Friday, 1 February 2008

US stocks jump despite weak economic data

The US economy continues to show signs of weakness but you wouldn't have guessed just looking at the net change in stock prices yesterday. From MarketWatch:

U.S. stocks rallied Thursday, but still ended January with substantial losses, as a shaky market swung down on MBIA Inc.'s losses only to reverse higher when the bond insurer said it did not believe its triple-A rating was in jeopardy...

Down more than 100 points earlier on, the Dow Jones Industrial Average climbed 207.5 points, or 1.7%, to 12,650.4, giving it a monthly loss of 4.6%, its worst percentage decline for a January since 2002, when it fell 4.3%...
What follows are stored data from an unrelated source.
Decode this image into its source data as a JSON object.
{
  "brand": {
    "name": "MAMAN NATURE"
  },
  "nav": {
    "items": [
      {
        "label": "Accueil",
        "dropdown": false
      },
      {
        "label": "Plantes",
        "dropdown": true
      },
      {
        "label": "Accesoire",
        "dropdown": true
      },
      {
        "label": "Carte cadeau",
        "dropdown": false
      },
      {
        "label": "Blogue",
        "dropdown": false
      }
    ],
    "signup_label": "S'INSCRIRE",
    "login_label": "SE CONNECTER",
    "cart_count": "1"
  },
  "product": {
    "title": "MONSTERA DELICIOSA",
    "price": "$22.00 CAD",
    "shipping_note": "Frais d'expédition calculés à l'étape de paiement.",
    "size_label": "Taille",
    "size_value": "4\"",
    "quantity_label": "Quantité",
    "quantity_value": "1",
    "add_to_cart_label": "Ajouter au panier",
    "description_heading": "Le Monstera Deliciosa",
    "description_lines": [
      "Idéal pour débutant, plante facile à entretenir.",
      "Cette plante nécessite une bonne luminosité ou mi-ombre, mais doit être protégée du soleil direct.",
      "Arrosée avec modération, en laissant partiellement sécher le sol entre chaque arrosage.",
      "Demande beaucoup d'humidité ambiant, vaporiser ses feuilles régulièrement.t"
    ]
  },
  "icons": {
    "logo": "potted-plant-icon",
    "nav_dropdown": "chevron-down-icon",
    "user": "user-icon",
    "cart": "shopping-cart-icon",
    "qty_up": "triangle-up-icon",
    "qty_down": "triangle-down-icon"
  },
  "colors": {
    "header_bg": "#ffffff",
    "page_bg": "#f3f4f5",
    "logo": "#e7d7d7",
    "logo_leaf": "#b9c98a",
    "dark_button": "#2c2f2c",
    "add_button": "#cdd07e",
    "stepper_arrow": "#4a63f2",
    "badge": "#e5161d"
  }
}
The turnaround came after bond-insurance giant MBIA offered assurances that it had enough cash to ride out the meltdown in the mortgage market, with the company's shares finishing up 11%.

I suspect William Ackman of Pershing Square Capital Management has some doubts about the latter.

Meanwhile, the economic reports from Europe have also been looking somewhat worrisome of late. Yesterday's were no exception. Bloomberg reports:

An index of sentiment in the euro area dropped to 101.7 this month, the lowest since January 2006, from a revised 103.4 in December, the European Commission in Brussels said today. The inflation rate rose to 3.2 percent, the highest in 14 years, a separate report showed.

But unlike in the US, employment hasn't shown any sign of deterioration yet.

[E]uro-area unemployment remained at a record low 7.2 percent in December, according to other data released today. In Germany, Europe's largest economy, the jobless rate fell to the lowest level in 15 years this month, the country's statistics office said today.

In Japan. there was some good news yesterday with the NTC Research/Nomura/JMMA Purchasing Managers Index holding up at 52.3 in January, unchanged from December. But on the whole, Japan isn't lacking in negative news, duly reported by Bloomberg.

Japan's wages fell at the fastest pace in more than three years in December as bonuses plunged, dimming prospects that consumers will help the economy overcome slowing overseas demand.

Monthly wages, including overtime pay and bonuses, dropped 1.9 percent from a year earlier, the Labor Ministry said in Tokyo today...

Deteriorating sentiment among small and midsized companies, which employ 70 percent of Japanese workers, is another reason wages aren't rising, according to Shunichi Ando, head of the Labor Ministry's statistics division. Sentiment among small firms fell to a five-year low in January, state-owned lender Shoko Chukin said today...

A separate government report today showed that housing starts fell 19.2 percent in December, the sixth monthly decline, matching economist estimates.